Argentinien - San Salvador de Jujuy

Von Purmamarca fuhren wir auf der Ruta 9 nach San Salvador de Jujuy. Leider war dies einer der seltenen Regentage, die wir während unserer Reise erleben mussten. Da wir aber ohnehin fast den ganzen Tag im Auto verbrachten, konnten wir den Regen wenigstens aussperren.

San Salvador de Jujuy liegt in der gleichnamigen nördlichsten Provinz Argentiniens, Jujuy, auf ca. 1200m Höhe am Rande der Anden. Mit über 400.000 Einwohnern im Großraum ist sie eine der größten Städte Argentiniens. Die Einwohner sind - im Gegensatz zu den meisten anderen Städten Argentiniens - überwiegend indianischer Abstammung.

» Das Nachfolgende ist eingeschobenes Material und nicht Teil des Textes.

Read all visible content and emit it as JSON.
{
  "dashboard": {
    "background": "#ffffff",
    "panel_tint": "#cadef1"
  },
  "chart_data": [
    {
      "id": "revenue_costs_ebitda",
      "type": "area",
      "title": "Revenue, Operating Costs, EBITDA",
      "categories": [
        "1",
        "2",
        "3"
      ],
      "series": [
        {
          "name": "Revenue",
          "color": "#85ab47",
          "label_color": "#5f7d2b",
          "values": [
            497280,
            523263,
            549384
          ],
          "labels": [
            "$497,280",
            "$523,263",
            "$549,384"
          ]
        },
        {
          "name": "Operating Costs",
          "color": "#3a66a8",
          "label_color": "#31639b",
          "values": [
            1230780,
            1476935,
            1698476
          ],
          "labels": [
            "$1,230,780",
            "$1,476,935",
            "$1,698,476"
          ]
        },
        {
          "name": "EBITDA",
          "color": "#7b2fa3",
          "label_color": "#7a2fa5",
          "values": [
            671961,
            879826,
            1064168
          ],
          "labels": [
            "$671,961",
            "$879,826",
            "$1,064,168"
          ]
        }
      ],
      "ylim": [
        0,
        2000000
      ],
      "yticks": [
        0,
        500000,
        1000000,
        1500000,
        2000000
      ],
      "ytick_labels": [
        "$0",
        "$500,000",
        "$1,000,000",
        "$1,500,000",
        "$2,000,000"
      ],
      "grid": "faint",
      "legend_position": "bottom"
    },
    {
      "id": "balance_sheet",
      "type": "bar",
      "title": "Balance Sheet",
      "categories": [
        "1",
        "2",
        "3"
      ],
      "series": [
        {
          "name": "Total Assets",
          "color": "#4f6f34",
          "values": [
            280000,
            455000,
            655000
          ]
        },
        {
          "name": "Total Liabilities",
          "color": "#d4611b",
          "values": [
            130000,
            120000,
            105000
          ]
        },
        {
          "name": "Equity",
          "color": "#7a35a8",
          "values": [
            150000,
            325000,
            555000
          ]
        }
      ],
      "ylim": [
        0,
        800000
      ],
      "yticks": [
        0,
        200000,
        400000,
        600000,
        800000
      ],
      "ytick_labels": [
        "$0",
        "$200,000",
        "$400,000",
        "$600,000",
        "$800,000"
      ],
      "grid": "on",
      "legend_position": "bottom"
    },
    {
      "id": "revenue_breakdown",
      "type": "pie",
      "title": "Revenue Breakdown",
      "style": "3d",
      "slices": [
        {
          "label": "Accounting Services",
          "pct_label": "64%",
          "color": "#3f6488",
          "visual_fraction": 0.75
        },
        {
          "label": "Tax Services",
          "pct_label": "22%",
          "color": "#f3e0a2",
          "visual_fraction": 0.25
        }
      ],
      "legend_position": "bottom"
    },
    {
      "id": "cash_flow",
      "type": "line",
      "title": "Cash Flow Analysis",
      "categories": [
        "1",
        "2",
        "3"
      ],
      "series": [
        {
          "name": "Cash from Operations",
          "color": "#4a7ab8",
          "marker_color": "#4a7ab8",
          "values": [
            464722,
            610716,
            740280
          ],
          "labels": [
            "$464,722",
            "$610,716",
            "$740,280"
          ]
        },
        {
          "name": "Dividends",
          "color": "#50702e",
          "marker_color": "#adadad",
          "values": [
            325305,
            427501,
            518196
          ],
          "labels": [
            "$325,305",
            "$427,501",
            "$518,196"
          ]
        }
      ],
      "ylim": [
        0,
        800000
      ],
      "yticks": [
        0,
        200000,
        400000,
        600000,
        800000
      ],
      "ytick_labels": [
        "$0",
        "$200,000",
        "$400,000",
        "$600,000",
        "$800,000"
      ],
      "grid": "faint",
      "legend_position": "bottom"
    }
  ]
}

Auch Jujuy (wie die Stadt oft kurz genannt wird) ist als Kolonialstadt von den Spaniern gegründet worden. Zweimal wurde sie daraufhin von den Indianern zerstört, dennoch überlebten einige Gebäude aus der Gründerzeit.

Die Stadt war insbesondere im 19 Jahrhundert ein Handelsstützpukt zu Bolivien und Chile.

An Sehenswürdigkeiten hat San Salvador de Jujuy eher weniger zu bieten - zu einer gehört aber beispielsweise die kolonialzeitliche Kathedrale am Plaza Belgrano.

Auf der Ruta 9 nach Salta

Auf der Ruta 9 fuhren wir nach einem ausgiebigen Mittagessen weiter nach Salta. Die schmale Straße zieht sich in endlosen Serpentinen durch Wälder und Ebenen, bis sie aus nördlicher Richtung schließlich auf Salta trifft. Leider konnten wir den Regen nicht abschütteln, so dass wir von der schönen Landschaft leider nur einen sehr nassen Eindruck mitnehmen konnten.